NBA Jam proved to be the most popular NBA video game at the beginning of the 1990s. While the game took over the arcades in 1993 and then hit the home gaming market in 1994, it started to falter and eventually folded for years at a time. This is mostly because EA developed NBA Live in 1995 as gamers wanted a more realistic video game system. This eventually went in direct competition with NBA 2K when the Sega version hit stores in 1999, but both games are still out.
EA Sport’s NBA Live first hit the shelves in 1995 as it took over for EA’s previous basketball games NBA Playoff and NBA Showdown. These two video games focused only on the playoffs, where players would essentially be placed in sudden death games as soon as they started up the game. This proved necessary as video game systems did not have the capability of handling long seasons, especially when saving games. However, by 1994, EA Sports released NBA Live 95 for the first year.

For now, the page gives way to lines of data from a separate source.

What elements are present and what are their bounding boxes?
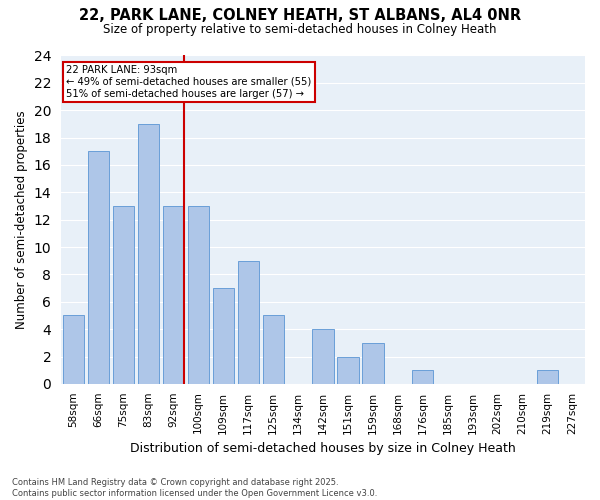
Bar bbox=[113, 206, 134, 384]
X-axis label: Distribution of semi-detached houses by size in Colney Heath: Distribution of semi-detached houses by … bbox=[130, 442, 516, 455]
Bar bbox=[238, 261, 259, 384]
Bar bbox=[362, 343, 383, 384]
Bar bbox=[313, 329, 334, 384]
Bar bbox=[63, 316, 84, 384]
Bar bbox=[88, 152, 109, 384]
Bar bbox=[263, 316, 284, 384]
Text: 22, PARK LANE, COLNEY HEATH, ST ALBANS, AL4 0NR: 22, PARK LANE, COLNEY HEATH, ST ALBANS, … bbox=[79, 8, 521, 22]
Y-axis label: Number of semi-detached properties: Number of semi-detached properties bbox=[15, 110, 28, 329]
Bar bbox=[337, 356, 359, 384]
Bar bbox=[163, 206, 184, 384]
Bar bbox=[212, 288, 234, 384]
Bar bbox=[537, 370, 558, 384]
Text: 22 PARK LANE: 93sqm
← 49% of semi-detached houses are smaller (55)
51% of semi-d: 22 PARK LANE: 93sqm ← 49% of semi-detach… bbox=[66, 66, 311, 98]
Text: Contains HM Land Registry data © Crown copyright and database right 2025.
Contai: Contains HM Land Registry data © Crown c… bbox=[12, 478, 377, 498]
Bar bbox=[412, 370, 433, 384]
Bar bbox=[138, 124, 159, 384]
Text: Size of property relative to semi-detached houses in Colney Heath: Size of property relative to semi-detach… bbox=[103, 22, 497, 36]
Bar bbox=[188, 206, 209, 384]
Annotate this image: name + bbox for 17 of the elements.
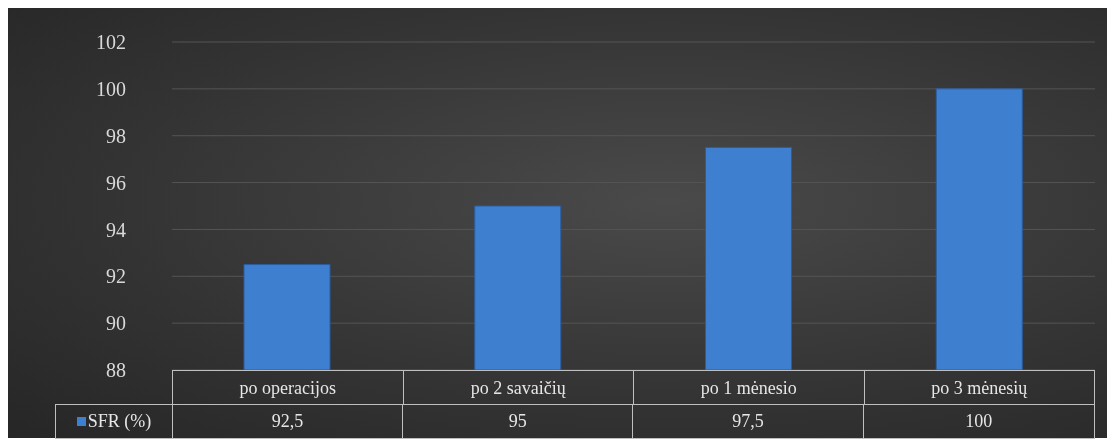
y-tick-label: 94 xyxy=(106,218,126,241)
data-label: 95 xyxy=(403,405,634,438)
data-label: 97,5 xyxy=(633,405,864,438)
x-tick-label: po operacijos xyxy=(173,371,404,404)
y-tick-label: 88 xyxy=(106,359,126,382)
y-tick-label: 96 xyxy=(106,171,126,194)
y-tick-label: 102 xyxy=(96,31,126,54)
data-label: 92,5 xyxy=(172,405,404,438)
y-tick-label: 90 xyxy=(106,312,126,335)
data-label: 100 xyxy=(964,410,994,433)
y-tick-label: 98 xyxy=(106,124,126,147)
text: SFR (%) xyxy=(87,410,152,433)
y-tick-label: 92 xyxy=(106,265,126,288)
y-tick-label: 100 xyxy=(96,77,126,100)
x-tick-label: po 2 savaičių xyxy=(403,371,634,404)
x-tick-label: po 1 mėnesio xyxy=(634,371,865,404)
x-tick-label: po 3 mėnesių xyxy=(864,371,1095,404)
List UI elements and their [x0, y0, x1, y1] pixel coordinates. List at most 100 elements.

EA Continued to sell the game every year until 2010 as its sales started to sink against the NBA 2K franchise. Due to this, EA decided to try and alter the game to bring in more players with the release of NBA Elite 11. The desire to release the game with new ports and playing features ended up shelving the game for three years, so EA did not release another version of NBA Live until NBA Live 14 in the winter of 2013.
The NBA Live gaming system did alter gameplay in ways players had never seen before. With the release of NBA Live 2005, the game brought in the NBA All-Star Weekend, including the Rookie Challenge, Slam Dunk Contest, 3 Point Shootout and other features. Then in the 08 version, the game brought in some international teams in order to compete in a world competition mode. NBA Live 09 added “Dynamic DNA”, which altered player tendencies every single game, making some players go on shooting streaks and cold slumps, which proved to be one of the most innovative additions to any sporting simulator.